Patients with HFrEF-CSA may manifest central apnea events with underlying obstructive pathophysiology and central apnea events without upper airway collapse, all in a changing distribution with varying severity over the course of a single night of sleep [35,36,37]. Therefore, successful elimination of CSA events and the associated complex breathing disorder would require variable levels of ventilation support and EPAP delivery throughout the sleep period. The premise of the ASV effect is predicated upon its proprietary sensing capabilities that distinguish between central and obstructive respiratory events and its complex multi-targeted treatment algorithms that deliver variable ventilation during central events while maintaining airway patency [11]. Therefore, both the sensing and therapeutic algorithm of ASV and its behavior across the sleep period and throughout the treatment duration of this complex shifting disorder are of paramount importance to these devices’ safety and efficacy. ASV devices have undergone several modifications since the first generation was introduced. Notable among these modifications is the addition of auto-EPAP, which improves the device’s ability to maintain the patency of the airway [27] and potentially minimizes airway-related respiratory control instability [35]. In addition, these modifications included changes to the therapy algorithms [11]. The first-generation device used in SERVE-HF utilized a fixed EPAP and a predetermined set minimal pressure support, which can potentially increase the intrathoracic pressure and ventilation in the patients with HFrEF. Such shortcomings in the algorithm of this particular device were cited as a possible explanation for the increased mortality in SERVE-HF as detailed elsewhere [11, 24].

Limitations

In this study, we found that adherence to the prescribed ASV device was protective. Of course, the observational design likely introduces bias with the effect of adherent behavior potentially driving this observation.
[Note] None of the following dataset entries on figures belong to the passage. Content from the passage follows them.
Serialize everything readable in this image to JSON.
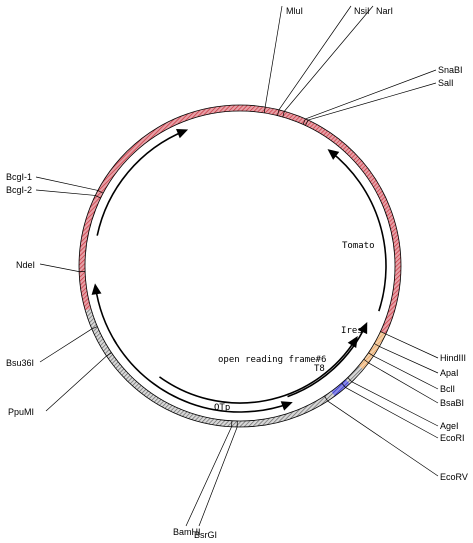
{
  "plasmid_map": {
    "sites": [
      {
        "name": "MluI"
      },
      {
        "name": "NsiI"
      },
      {
        "name": "NarI"
      },
      {
        "name": "SnaBI"
      },
      {
        "name": "SalI"
      },
      {
        "name": "HindIII"
      },
      {
        "name": "ApaI"
      },
      {
        "name": "BclI"
      },
      {
        "name": "BsaBI"
      },
      {
        "name": "AgeI"
      },
      {
        "name": "EcoRI"
      },
      {
        "name": "EcoRV"
      },
      {
        "name": "BsrGI"
      },
      {
        "name": "BamHI"
      },
      {
        "name": "PpuMI"
      },
      {
        "name": "Bsu36I"
      },
      {
        "name": "NdeI"
      },
      {
        "name": "BcgI-2"
      },
      {
        "name": "BcgI-1"
      }
    ],
    "segments": [
      {
        "feature": "red",
        "color": "#c8303c"
      },
      {
        "feature": "tomato",
        "color": "#c8303c"
      },
      {
        "feature": "ires",
        "color": "#e8a060"
      },
      {
        "feature": "t8",
        "color": "#2e2ec8"
      },
      {
        "feature": "backbone",
        "color": "#888888"
      }
    ],
    "features": [
      {
        "name": "Tomato"
      },
      {
        "name": "Ires"
      },
      {
        "name": "open reading frame#6"
      },
      {
        "name": "T8"
      },
      {
        "name": "OTp"
      }
    ]
  }
}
However, an important conclusion here is that if exposure to ASV of all its types is harmful, then this observed protective effect of adherence on mortality might have been neutral or even negative. Importantly, the sample size did not allow a comprehensive multivariable comparison between the different device algorithms and types. Exploring the clinical consequences of different types of ASV devices on patients with HFrEF will require a larger sample size with a multicenter international registry to include patients on different manufacturers’ devices, different settings and algorithms, and be able to account for the numerous covariables related to the underlying HF and SDB.
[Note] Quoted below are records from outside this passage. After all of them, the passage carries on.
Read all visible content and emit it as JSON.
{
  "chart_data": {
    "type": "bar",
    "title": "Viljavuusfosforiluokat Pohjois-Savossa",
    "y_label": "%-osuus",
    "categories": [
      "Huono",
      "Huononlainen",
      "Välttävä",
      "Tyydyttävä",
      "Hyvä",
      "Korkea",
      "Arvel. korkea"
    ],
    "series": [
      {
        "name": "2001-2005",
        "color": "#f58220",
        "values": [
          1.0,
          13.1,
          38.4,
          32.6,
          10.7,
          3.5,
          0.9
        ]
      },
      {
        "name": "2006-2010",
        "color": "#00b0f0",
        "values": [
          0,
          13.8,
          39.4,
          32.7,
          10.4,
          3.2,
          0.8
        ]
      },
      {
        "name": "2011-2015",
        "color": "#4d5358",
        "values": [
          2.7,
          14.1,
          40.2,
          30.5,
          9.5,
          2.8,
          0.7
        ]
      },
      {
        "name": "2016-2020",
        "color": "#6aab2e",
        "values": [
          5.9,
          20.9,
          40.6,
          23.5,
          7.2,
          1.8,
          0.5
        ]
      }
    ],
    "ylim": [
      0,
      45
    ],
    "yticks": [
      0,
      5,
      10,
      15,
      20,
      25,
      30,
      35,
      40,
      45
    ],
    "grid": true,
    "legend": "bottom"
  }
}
This study cannot be used to support any re-introduction of ASV for the treatment of CSA in patients with HFrEF. However, the discrepancy between the observation of benefit from treatment and lack of correlation between hours of device exposure and harm does question the conclusion that all forms of advanced positive pressure devices are harmful in this population. This study along with others that support an absence of harmful effects of ASVpf with auto-EPAP devices underscores the risks of bringing advanced ventilation devices into practice with insufficient understanding of their proprietary algorithms, its specific effects in special populations such as patients with HFrEF patients, and the possible gaps in device approval processes. While several small studies have supported the benefits of some types of ASV in this population and provided some justification for a large industry-sponsored study, there were minimal evaluations of the effect of these devices on intrathoracic pressures, cardiac conductive properties, hemodynamics, blood gases, and breathing control centers to allow accurate interpretation of the findings of SERVE-HF and other trials. It could be argued that more regulatory scrutiny of advanced ventilatory assist devices prior to approval or requirements of more publicly funded research into the mechanism of action of these devices may have averted the current void in management of our patients with HFrEF-CSA.